Oh, and since there's really a hit and miss on gapless audio playback. On KDE, there was no issue before, but everyone went for the VLC or gstreamer backend for Phonon, and VLC is too focused on video. Don't know why gstreamer didn't work. So for several years, since the start of acceptance of Pulse until a few years ago (a decade or so) it took a lot of fiddling to get gapless playback working. Not sure how bad it is today on a fresh install.
Then came systemd, which stepped away from a number of UNIX practices for not always convincing reasons. Lots of changes, new ways to learn to do things that were, to most, not broken. Since those making my distribution supposedly had their work made easier, I just went with it.
But it does have me wonder, what's the purpose of such changes.
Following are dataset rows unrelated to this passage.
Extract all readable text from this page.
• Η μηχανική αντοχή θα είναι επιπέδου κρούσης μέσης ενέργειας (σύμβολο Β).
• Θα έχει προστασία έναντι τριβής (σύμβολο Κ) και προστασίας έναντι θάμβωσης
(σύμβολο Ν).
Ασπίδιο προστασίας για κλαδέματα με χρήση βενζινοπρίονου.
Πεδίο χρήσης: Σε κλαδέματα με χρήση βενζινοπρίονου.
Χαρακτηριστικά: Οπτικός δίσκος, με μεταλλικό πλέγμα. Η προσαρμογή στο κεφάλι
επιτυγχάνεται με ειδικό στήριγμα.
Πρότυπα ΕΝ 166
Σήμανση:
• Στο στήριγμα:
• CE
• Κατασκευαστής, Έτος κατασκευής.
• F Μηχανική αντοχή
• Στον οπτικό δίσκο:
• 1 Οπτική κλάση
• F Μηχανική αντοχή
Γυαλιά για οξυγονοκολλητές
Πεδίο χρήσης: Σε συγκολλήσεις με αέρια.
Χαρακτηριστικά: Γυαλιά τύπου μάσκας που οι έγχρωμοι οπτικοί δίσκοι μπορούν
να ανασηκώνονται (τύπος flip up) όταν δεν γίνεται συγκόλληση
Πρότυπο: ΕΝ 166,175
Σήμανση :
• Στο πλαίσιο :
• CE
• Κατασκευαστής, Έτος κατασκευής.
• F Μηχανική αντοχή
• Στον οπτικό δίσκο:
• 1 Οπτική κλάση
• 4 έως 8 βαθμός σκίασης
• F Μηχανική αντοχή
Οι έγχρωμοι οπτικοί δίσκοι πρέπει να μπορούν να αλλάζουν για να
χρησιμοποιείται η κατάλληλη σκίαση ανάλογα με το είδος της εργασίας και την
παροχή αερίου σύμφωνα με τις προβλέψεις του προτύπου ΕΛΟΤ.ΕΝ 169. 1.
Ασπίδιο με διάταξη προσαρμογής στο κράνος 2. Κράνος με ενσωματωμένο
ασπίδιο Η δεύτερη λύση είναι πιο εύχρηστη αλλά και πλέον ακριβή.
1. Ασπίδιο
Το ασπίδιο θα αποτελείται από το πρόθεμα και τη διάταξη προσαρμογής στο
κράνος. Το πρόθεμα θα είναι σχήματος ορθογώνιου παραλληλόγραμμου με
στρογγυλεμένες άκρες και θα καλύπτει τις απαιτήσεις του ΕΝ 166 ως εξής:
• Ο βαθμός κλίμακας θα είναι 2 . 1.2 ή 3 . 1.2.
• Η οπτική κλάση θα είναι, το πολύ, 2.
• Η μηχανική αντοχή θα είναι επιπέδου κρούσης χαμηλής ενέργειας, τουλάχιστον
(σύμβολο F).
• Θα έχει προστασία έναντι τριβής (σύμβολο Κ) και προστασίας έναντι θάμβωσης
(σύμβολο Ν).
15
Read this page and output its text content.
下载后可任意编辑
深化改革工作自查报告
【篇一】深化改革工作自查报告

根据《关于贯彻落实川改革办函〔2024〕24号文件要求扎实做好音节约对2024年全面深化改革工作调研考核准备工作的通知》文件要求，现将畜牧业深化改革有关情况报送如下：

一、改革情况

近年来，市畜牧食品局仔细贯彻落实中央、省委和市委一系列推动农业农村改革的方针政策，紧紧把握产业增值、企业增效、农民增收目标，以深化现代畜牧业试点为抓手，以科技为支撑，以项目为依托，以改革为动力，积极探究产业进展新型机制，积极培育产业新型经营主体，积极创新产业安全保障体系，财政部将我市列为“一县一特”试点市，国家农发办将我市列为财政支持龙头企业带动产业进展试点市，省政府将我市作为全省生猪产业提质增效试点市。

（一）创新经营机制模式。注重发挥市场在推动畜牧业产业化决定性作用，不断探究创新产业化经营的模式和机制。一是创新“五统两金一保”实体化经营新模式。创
All I can think of, if it's not the competition making/promoting these changes (donning my tin foil hat just in case), it's likely the companies making money with support.
And as much as red hat has done for Linux, they are not my friend, considering Jim Whitehurst (CEO) and other management members never even used Linux on their desktop.
I'm all for promoting Linux on the desktop, for the home user, since that's the easiest way to obtain digital independence (yes, you BSD guys rock, but I can't recommend BSD to a Windows user looking for a way out), and I don't think you're very credible in that light if you make money with Linux but can't be arsed to use it...
Re: (Score:3)
If you don't like systemd then don't use it.
This sounds good until an important part of the system like the window manager gets written to require its API.